So little time, so much to do, what with Christmas almost here. Cards to mail, last-minute presents to buy, stockings to hang. ... It must have been like that the day they found him out by the railroad tracks. That was long ago in little Pine Bluff, Ark. -- but he still comes to mind every time the calendar flips to the 21st of December.
Unbidden, untended, unnoticed, he lay there. For who knows how long. He'd come at a most inconvenient time -- just four days before all Christendom celebrates the birth of Him who said, "Inasmuch as ye have done it unto the least of these my brethren ye have done it unto me."
He was just another bum riding the rails, and an ailing one at that. What was to be done with him? He wasn't sick enough for the hospital to take him in, but he was too sick for the Salvation Army to put him up.
And so, all through the short, waning hours of the shortest day of the year, he was trundled back and forth, from one station of his cross to the next, until by nightfall there was no place for him but the county jail. Not because he belonged there, but because he didn't belong anywhere else.
And night fell.
That cell would be the last place he would know in this life. Alone, unattended, in the darkness, some time during that longest night of the year, he would die. When they found him next morning, they shipped out the body quickly, no questions asked, even before an autopsy could be performed. And he was gone, as silent as when he had arrived.
Somehow the local paper got wind of the story, and did what a local paper is supposed to do: ask questions, unearth the facts, let people know what had happened in their town.
Thanks to a reporter named Harry Pearson at the Pine Bluff Commercial, more would be known about how this wayfarer had died, hour by hour, than how he had lived, year after unrecorded year.
It took the longest time just to discover his name: Joe Telles, as in Tell Us. He had passed through town like a messenger unheeded, yet his message would be remembered every December 21st afterward. Somebody would see to that.
"There are no coincidences," a rabbi once told me. Maybe I'm not here to think Deep Thoughts and write about Big Issues despite all my pretenses. Maybe I'm just here to say kaddish, the prayer on the anniversary of a death, for the Joe Telleses of the world. All I know for sure is that, as long as I breathe, I can't let a December 21st pass without remembering Joe Telles.
Why? That's what an irate reader in Pine Bluff wanted to know. A local businessman, he came to see me at the paper one day to object. Heatedly. He felt what I was doing was bad Public Relations for the town. Why did I have to bring up this up every year? The guy was just a bum passing through.
I couldn't give him a good answer; I wasn't sure why I did it myself, at least not till years later. That's when I heard a story about a young rabbi in the old country, a brilliant student who'd graduated at the top of his class at the yeshiva, the rabbinical seminary. Naturally, with his record, he was appointed junior rabbi at the most prestigious synagogue in the biggest city around -- Warsaw itself. And when the time came for him to deliver his first sermon, the sanctuary was packed. But all he did was say the same old things: Love thy neighbor as thyself. Don't hold grudges. Be kind to one another. Forgive each other as we hope to be forgiven. Do not do unto your neighbor what is hateful to yourself. ... All that old stuff. Boring.

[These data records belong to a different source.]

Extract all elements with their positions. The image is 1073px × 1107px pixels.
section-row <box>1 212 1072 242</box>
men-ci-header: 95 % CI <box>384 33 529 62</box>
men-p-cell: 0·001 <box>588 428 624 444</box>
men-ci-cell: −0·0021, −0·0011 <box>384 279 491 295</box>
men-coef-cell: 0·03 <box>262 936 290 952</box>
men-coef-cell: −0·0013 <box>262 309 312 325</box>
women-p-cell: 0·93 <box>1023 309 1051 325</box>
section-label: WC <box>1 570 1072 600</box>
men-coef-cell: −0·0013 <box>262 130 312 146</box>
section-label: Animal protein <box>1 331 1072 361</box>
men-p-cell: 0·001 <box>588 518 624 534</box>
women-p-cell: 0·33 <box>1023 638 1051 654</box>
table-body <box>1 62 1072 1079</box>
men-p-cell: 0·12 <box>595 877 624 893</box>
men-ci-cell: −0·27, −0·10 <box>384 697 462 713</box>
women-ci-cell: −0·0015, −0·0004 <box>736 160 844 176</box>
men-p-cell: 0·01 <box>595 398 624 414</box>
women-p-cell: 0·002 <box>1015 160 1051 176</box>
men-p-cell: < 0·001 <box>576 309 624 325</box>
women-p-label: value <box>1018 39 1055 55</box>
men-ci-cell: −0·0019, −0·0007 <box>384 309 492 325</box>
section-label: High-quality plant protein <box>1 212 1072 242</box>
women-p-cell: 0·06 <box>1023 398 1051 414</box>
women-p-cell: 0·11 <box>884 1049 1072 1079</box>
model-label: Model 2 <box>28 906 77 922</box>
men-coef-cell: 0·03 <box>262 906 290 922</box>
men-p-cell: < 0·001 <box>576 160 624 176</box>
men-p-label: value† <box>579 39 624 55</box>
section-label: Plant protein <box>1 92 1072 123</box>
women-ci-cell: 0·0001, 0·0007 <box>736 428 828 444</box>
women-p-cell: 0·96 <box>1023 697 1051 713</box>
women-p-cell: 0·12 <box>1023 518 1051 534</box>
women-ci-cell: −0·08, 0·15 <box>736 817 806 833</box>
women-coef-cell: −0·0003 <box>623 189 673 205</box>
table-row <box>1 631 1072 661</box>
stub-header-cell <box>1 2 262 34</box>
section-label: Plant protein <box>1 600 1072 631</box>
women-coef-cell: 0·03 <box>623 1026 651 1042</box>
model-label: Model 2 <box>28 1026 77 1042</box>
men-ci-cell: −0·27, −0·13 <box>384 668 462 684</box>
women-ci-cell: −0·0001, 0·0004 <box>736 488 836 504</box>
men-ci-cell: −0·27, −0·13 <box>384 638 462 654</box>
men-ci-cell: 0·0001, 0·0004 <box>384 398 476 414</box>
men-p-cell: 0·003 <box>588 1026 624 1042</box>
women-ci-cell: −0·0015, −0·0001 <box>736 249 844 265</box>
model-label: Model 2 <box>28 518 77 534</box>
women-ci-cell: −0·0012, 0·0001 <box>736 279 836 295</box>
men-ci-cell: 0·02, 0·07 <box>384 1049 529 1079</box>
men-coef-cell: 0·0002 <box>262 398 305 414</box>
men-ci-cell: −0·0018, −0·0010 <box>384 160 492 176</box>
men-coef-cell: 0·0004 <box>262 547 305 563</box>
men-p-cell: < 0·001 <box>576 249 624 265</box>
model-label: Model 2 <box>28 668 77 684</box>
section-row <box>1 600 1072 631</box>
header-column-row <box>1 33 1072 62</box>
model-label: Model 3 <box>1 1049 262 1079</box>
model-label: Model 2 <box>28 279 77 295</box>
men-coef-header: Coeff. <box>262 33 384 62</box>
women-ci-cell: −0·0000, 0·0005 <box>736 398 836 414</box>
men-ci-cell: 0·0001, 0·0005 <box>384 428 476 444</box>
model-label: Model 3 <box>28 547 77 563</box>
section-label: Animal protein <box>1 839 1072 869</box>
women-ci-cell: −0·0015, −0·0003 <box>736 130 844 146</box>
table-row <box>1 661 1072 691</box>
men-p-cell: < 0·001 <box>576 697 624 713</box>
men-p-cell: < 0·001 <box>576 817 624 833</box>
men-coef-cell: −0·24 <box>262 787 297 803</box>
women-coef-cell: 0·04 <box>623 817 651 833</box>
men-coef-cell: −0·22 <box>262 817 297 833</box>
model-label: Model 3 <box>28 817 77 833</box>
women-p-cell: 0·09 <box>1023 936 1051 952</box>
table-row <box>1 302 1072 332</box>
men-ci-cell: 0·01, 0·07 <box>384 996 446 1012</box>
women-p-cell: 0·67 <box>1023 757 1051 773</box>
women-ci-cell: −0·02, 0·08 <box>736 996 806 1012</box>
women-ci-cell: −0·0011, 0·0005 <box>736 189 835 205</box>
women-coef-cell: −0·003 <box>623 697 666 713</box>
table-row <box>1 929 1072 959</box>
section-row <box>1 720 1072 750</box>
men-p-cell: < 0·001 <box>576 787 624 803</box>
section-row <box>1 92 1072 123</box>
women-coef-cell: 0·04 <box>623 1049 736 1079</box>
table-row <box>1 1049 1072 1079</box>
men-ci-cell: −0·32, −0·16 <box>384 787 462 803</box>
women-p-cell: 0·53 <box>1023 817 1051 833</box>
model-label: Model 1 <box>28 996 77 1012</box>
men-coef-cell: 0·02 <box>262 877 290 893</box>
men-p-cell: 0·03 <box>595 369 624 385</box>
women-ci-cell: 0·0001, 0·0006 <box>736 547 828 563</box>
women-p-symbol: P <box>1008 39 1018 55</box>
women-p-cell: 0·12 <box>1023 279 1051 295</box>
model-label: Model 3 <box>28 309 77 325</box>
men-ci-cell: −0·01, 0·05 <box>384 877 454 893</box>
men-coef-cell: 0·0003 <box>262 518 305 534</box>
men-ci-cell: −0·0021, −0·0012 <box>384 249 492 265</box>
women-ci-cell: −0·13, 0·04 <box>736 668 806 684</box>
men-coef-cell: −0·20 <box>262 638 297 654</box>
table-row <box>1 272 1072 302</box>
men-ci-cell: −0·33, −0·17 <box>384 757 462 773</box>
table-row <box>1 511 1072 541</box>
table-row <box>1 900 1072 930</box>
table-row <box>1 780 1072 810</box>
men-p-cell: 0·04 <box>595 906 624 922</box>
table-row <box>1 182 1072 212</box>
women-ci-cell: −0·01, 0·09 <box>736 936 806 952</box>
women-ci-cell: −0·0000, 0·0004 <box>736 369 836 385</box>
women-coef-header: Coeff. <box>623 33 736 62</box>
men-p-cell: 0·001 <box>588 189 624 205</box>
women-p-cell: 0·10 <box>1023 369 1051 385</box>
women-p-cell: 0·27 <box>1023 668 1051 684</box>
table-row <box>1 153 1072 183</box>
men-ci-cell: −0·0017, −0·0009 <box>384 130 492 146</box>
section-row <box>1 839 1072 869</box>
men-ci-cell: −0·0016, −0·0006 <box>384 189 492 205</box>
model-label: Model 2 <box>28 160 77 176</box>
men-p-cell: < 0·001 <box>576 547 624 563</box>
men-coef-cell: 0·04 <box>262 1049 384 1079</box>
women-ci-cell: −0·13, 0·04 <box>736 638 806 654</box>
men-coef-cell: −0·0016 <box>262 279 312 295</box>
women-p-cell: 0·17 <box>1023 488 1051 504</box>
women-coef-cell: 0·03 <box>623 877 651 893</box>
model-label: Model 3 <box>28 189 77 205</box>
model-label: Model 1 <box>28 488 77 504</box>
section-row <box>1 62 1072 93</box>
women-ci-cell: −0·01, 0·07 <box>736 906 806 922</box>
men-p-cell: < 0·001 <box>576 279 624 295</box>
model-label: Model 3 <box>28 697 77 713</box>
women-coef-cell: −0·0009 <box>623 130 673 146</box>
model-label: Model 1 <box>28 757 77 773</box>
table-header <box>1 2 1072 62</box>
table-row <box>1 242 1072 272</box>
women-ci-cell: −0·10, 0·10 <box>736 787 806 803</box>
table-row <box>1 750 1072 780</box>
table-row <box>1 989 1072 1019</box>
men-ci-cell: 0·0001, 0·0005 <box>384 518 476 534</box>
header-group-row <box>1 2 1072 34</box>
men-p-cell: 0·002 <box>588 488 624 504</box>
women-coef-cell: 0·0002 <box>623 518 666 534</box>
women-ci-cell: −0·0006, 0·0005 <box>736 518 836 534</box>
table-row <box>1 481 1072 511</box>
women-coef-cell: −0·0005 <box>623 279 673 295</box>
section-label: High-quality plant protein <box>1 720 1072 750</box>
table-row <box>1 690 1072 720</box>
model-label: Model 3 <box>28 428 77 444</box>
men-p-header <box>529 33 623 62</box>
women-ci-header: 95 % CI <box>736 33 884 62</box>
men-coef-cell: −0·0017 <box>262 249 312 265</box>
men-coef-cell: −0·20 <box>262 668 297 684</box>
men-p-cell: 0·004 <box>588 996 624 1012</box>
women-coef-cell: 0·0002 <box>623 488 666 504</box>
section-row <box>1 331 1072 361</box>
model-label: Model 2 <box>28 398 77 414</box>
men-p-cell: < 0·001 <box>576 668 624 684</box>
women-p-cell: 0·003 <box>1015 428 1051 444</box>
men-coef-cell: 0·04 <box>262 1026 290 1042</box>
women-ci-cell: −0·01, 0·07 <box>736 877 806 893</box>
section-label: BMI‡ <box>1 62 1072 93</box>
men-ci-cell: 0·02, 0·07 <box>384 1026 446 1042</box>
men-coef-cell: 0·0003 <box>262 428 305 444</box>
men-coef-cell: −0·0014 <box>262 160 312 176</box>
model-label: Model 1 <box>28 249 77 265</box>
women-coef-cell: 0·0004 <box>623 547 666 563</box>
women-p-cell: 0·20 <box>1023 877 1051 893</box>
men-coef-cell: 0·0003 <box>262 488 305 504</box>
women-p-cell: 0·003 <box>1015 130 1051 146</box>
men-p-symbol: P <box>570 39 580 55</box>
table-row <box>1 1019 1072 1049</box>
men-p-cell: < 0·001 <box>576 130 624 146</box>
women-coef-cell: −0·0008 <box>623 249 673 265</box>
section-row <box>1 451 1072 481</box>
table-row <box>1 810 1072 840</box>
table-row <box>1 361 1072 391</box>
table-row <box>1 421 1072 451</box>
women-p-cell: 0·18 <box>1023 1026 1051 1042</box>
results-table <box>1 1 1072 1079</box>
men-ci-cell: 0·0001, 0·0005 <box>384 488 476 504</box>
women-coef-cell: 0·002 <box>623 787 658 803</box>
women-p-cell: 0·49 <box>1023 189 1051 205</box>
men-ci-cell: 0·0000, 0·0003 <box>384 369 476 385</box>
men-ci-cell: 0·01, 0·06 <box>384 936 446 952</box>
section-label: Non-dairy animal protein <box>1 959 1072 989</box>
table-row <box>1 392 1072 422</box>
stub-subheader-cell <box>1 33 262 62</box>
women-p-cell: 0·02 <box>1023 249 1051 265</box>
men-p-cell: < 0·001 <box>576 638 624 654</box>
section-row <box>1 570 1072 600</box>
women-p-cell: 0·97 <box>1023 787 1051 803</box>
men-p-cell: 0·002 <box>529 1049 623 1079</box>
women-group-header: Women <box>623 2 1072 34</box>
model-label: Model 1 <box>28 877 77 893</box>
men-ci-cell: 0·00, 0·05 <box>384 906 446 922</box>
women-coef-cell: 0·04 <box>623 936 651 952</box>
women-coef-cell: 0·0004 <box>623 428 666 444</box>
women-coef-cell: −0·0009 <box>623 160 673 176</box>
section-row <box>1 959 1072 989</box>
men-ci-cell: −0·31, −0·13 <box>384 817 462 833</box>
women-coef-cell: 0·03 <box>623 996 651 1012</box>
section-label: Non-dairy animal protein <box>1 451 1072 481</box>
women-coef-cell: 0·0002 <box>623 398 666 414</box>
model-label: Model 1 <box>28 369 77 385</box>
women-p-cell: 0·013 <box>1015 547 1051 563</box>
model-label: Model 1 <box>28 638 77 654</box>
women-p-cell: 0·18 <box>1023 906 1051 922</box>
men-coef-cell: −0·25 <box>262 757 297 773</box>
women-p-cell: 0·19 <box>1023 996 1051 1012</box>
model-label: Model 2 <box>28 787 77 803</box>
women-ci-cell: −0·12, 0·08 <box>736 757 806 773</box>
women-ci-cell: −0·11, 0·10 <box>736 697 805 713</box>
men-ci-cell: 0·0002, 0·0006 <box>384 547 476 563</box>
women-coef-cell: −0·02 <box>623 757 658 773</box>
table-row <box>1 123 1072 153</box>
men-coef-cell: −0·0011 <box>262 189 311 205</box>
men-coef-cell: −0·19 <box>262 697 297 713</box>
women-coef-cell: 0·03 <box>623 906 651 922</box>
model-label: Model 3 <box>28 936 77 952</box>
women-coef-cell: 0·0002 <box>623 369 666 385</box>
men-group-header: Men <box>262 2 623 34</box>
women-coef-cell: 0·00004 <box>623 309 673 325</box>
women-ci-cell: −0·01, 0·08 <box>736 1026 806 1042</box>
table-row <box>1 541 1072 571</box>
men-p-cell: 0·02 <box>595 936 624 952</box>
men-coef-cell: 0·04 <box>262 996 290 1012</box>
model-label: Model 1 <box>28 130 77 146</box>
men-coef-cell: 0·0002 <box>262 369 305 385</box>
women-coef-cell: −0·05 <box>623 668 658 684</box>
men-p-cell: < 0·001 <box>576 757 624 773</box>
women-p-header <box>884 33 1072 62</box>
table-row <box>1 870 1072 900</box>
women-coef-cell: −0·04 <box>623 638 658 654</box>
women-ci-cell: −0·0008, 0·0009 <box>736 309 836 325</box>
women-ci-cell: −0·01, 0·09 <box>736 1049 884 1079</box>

The president of the congregation had to take the young rabbi aside and explain that the comfortable pews here at the Grand Synagogue were full of well-educated people, prosperous and sophisticated. They were accustomed to hearing rabbis who were up to date, who linked Scripture to important things like Current Events, or gave book reviews of the latest hit novel. In short, maybe he would be happier someplace else till he got a little more seasoning. So he moved on.
But the same thing happened wherever he landed. He would just recite the same lessons from Scripture, neither adding nor detracting from it, and he would be told the same thing: Maybe he would be happier elsewhere. Till finally he found himself a pulpit in the back of beyond -- a little wooden hut of a synagogue deep in the Siberian snows. And even there an elder took him aside one day to explain that he really needed to update his sermons. Because even out here people had heard that stuff before. And the rabbi explained: "Oh, I'm not saying these things to teach you fine people anything you don't already know. I'm saying these things so I shouldn't forget."